Thousands of us waited anxiously, hoping and praying that “Bucks in 6” would go from slogan to reality. Millions more watched as 65,000 people jammed into downtown Milwaukee to root for their home team. And I think I can say with confidence of those who celebrated in and around the Deer District:

-No one cared who was a Democrat, a Republican, an Independent, a Socialist or a Communist

-No one cared what color anyone was

-No one cared who was a Catholic or a Protestant, a Lutheran or an evangelical, a Jew or an atheist, or any denomination in between

-No one cared how much money anyone else made or what people did or didn’t do for a living

-No one cared where someone lived, or how they lived

All anyone really cared about was: “Bucks in 6.”

Why? Why did Milwaukee, dubbed one of the most racist and segregated cities in America, embrace a team made up mostly of Black men? Why did Wisconsin, which helped to elect Donald Trump as president in 2016, support an immigrant from Greece, a kid born of Nigerian parents, hailing him as their new-found hero?

Why, indeed?

What is it about sport that makes us put aside our differences? Some answers are obvious, like pursuit of a common goal. Pride in community. The thrill of victory. Admiration of athletic ability so beyond the average person that we can only dream of being in his or her sneakers.

But why? Beyond the obvious, what is it about sport the makes us color-blind, makes us embrace ignorance of personal politics, religion, race, social and economic status? Why will we willingly and readily high-five the person sitting next to us in the stands after a great play, when to see that same person on the street the day before, we might go out of our way to walk on the other side?

Why does sport apparently bring out the best in us?

And the most important question of all:

How can we replicate this experience when there isn’t a game or match on the line?


  1. Amen sista! Why indeed. Work to be done.

  2. Could it be because we won? Nobody wants to be the loser! We hug strangers, we laugh, can’t stop smiling, look at the people doing the recount, they lost! They want to do it over!! It hurts to lose. But sometimes it can’t be done over, you have to live with what you’ve got! Unhappiness, lose of a loved one, Family falling apart, Your insides hurt when you lose, you stop smiling never ever hug a stranger, even cry 😭!

    • You make a good point, but let me ask this: if we had lost, would people in that crowd have turned on each other, or would they have turned to each other to commiserate? I would hope it’s the latter!

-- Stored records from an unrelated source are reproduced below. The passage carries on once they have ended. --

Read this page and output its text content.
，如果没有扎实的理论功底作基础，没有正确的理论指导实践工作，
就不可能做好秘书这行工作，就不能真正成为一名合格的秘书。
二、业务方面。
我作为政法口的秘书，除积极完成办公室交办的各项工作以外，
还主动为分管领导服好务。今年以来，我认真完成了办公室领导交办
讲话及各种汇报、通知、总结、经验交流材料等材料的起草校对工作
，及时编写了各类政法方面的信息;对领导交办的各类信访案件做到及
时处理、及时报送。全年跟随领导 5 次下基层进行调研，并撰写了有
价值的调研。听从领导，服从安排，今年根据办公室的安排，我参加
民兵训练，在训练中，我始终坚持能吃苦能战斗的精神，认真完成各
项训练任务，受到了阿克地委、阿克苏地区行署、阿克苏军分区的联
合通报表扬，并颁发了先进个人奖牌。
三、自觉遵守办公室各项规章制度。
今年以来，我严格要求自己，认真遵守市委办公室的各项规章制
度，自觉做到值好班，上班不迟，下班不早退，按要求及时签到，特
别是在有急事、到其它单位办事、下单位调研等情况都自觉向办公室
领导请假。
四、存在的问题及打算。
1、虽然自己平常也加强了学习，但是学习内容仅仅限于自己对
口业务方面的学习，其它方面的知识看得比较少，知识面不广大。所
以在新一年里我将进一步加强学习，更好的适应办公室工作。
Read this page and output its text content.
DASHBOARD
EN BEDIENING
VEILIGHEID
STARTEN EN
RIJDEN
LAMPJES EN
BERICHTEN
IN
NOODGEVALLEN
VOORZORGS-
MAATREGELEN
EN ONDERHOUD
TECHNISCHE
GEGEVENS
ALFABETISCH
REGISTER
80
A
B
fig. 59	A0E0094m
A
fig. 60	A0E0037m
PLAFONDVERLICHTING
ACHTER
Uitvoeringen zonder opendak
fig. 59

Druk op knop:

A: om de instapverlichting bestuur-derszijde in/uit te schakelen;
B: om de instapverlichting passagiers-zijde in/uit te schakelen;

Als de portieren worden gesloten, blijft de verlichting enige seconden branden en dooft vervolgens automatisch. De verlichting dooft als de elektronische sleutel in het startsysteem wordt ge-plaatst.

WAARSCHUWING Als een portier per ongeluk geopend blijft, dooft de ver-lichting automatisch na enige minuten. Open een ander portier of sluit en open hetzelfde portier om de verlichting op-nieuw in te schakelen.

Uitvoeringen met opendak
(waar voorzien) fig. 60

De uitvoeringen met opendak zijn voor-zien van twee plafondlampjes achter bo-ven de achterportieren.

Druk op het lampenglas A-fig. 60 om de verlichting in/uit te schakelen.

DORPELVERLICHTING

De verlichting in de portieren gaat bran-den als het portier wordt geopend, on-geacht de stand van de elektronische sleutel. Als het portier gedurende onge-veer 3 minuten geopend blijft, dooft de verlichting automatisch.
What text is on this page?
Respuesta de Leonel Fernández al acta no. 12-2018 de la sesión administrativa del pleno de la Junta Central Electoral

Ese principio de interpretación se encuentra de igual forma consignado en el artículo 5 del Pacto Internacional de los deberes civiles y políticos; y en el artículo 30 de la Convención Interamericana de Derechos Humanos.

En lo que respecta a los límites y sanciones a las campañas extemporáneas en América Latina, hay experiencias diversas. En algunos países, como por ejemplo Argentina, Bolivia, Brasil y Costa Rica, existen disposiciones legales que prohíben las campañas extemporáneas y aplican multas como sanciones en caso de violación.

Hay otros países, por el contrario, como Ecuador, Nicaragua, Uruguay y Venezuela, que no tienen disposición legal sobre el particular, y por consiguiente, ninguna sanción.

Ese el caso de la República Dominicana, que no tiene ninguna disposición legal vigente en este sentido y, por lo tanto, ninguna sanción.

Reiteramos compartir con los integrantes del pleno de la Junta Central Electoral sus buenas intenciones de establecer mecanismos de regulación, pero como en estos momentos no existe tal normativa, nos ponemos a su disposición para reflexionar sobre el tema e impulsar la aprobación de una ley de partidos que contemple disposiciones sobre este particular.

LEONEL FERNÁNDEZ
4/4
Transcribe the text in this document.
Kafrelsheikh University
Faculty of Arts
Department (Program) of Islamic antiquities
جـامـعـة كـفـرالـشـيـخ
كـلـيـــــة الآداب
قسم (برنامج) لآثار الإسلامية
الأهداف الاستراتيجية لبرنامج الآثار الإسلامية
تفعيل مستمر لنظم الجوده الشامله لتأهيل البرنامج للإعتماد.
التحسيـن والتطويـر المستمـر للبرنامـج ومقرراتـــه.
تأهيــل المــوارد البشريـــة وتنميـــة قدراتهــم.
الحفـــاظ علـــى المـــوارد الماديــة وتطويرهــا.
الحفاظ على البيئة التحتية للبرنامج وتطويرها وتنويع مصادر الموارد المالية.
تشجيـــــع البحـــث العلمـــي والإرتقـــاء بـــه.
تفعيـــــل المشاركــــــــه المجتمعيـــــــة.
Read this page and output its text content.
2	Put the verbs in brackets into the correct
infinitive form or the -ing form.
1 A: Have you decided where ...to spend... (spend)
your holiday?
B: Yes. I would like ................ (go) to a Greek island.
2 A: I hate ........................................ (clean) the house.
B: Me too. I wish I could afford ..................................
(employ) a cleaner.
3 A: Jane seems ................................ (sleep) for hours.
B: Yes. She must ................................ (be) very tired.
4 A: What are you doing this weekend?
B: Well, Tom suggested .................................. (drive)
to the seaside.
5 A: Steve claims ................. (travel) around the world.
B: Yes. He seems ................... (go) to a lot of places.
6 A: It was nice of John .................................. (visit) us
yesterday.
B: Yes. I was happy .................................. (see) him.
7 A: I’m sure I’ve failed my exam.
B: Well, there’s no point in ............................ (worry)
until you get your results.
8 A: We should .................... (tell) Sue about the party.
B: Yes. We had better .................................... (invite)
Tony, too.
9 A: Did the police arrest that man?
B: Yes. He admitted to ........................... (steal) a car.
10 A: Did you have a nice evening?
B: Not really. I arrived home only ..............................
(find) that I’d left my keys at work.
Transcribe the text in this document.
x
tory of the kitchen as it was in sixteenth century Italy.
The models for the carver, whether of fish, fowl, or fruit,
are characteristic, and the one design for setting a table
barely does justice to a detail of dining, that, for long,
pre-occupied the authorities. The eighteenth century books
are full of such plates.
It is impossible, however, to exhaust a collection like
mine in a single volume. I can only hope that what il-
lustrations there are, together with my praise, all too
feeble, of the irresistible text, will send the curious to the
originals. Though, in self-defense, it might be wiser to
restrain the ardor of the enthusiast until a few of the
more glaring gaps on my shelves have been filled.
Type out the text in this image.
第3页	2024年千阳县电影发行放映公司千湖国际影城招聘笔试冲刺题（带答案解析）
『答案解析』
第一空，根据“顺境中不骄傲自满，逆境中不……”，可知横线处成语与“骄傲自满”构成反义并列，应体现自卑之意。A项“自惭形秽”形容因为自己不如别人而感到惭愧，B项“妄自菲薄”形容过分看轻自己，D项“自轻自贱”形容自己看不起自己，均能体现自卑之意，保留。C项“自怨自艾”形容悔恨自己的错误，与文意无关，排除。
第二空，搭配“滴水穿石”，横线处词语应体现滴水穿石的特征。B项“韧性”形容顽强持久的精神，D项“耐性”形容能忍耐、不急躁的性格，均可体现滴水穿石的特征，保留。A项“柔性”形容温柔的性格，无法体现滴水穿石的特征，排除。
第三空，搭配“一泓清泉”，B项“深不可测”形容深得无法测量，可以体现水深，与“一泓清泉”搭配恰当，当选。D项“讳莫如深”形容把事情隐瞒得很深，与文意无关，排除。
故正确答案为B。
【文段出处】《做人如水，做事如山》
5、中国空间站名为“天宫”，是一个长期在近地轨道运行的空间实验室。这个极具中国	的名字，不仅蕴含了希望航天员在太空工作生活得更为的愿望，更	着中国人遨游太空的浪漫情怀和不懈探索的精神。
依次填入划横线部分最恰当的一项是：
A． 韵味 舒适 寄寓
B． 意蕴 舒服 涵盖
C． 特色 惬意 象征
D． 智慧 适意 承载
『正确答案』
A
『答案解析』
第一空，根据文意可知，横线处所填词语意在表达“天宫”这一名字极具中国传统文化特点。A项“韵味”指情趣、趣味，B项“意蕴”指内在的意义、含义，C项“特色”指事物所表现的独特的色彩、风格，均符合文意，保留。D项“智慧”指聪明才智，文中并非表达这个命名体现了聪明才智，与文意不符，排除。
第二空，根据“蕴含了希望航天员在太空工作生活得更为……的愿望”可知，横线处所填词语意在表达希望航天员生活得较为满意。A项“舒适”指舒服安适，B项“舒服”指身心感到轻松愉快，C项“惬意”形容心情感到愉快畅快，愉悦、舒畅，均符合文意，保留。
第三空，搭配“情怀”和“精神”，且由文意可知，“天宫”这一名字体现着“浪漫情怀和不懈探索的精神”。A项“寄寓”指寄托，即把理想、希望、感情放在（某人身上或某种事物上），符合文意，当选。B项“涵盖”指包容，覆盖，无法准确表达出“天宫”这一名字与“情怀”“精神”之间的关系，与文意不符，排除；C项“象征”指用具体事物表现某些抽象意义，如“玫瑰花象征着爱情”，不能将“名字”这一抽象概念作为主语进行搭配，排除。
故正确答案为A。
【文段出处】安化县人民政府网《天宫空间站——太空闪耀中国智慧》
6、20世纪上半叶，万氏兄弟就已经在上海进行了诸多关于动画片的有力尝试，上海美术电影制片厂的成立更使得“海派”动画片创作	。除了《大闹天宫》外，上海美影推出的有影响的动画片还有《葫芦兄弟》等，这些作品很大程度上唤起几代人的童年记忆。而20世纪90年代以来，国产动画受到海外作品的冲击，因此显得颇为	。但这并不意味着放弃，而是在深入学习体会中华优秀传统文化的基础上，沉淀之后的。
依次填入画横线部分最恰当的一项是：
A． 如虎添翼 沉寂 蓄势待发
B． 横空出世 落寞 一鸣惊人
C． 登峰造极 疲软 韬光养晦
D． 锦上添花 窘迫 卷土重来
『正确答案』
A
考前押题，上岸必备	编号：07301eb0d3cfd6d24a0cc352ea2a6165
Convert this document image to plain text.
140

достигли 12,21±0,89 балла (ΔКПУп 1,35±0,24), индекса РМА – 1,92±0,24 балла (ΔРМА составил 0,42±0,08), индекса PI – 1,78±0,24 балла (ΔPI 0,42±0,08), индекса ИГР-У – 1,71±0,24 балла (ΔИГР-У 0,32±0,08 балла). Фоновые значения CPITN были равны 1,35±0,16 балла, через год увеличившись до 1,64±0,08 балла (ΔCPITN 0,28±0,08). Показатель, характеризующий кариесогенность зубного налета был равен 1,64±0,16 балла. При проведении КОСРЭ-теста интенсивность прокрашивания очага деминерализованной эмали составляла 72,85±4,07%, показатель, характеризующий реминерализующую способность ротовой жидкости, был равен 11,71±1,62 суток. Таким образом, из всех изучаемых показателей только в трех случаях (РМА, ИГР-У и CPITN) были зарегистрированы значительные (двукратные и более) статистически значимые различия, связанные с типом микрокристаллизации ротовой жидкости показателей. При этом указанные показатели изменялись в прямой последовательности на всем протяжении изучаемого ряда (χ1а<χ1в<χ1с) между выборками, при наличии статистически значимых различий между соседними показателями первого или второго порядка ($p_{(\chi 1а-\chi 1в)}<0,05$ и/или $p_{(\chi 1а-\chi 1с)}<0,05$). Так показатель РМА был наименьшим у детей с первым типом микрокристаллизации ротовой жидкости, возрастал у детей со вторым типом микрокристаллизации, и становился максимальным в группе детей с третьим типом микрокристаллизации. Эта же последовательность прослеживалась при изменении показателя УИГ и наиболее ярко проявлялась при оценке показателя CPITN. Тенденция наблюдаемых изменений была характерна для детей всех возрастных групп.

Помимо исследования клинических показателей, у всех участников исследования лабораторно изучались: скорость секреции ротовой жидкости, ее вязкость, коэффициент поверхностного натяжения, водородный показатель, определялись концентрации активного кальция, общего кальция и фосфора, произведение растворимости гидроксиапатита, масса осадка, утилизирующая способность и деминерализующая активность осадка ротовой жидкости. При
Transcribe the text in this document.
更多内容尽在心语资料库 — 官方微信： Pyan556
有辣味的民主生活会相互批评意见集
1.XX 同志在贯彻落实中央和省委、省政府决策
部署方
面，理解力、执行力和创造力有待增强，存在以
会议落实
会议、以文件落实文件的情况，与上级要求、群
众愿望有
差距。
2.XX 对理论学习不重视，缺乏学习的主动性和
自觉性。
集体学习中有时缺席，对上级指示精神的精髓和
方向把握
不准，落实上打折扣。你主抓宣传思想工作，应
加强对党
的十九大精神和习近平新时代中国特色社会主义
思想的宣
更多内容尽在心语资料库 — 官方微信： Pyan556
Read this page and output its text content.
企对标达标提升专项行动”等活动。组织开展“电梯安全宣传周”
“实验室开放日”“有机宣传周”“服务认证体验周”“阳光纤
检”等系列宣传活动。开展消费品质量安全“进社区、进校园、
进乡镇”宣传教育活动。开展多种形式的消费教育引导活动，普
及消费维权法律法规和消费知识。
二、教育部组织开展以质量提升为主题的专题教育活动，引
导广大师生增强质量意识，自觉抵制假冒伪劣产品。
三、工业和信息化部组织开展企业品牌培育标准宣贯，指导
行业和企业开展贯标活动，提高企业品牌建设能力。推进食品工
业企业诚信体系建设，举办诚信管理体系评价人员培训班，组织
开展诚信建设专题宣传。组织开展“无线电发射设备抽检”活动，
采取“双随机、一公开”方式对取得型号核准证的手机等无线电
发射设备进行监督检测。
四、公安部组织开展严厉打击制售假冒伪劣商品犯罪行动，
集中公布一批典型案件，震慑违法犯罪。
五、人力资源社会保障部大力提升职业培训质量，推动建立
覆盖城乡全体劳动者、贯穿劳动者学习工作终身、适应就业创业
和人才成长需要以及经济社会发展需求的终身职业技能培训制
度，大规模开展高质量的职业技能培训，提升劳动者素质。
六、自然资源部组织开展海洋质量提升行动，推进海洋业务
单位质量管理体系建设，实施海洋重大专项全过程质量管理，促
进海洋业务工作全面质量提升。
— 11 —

  3. And driving your point home is the Olympics right before our very eyes. It proves we drop our preconceived notions and boundaries, if only for a brief time and cheer one another on striving for excellence. Indeed, how do we keep our joyous accepting mindset once we’re off the field/court/pool, etc.? How indeed.

    • So very true. Watching American swimmer Katie Ledecky congratulate Aussie swimmer Ariarne Titmus, listening to how the two of them gave each other credit for becoming the incredible swimmers that they are–what a lesson in grace, good sportpersonship and class. How can we get more of that?

  4. I also have been saying to all that celebrated Milwaukee during the playoffs and claiming Milwaukee as their team (especially if they live elsewhere) to remember Milwaukee’s needs for education, housing, etc and advocate with the legislature.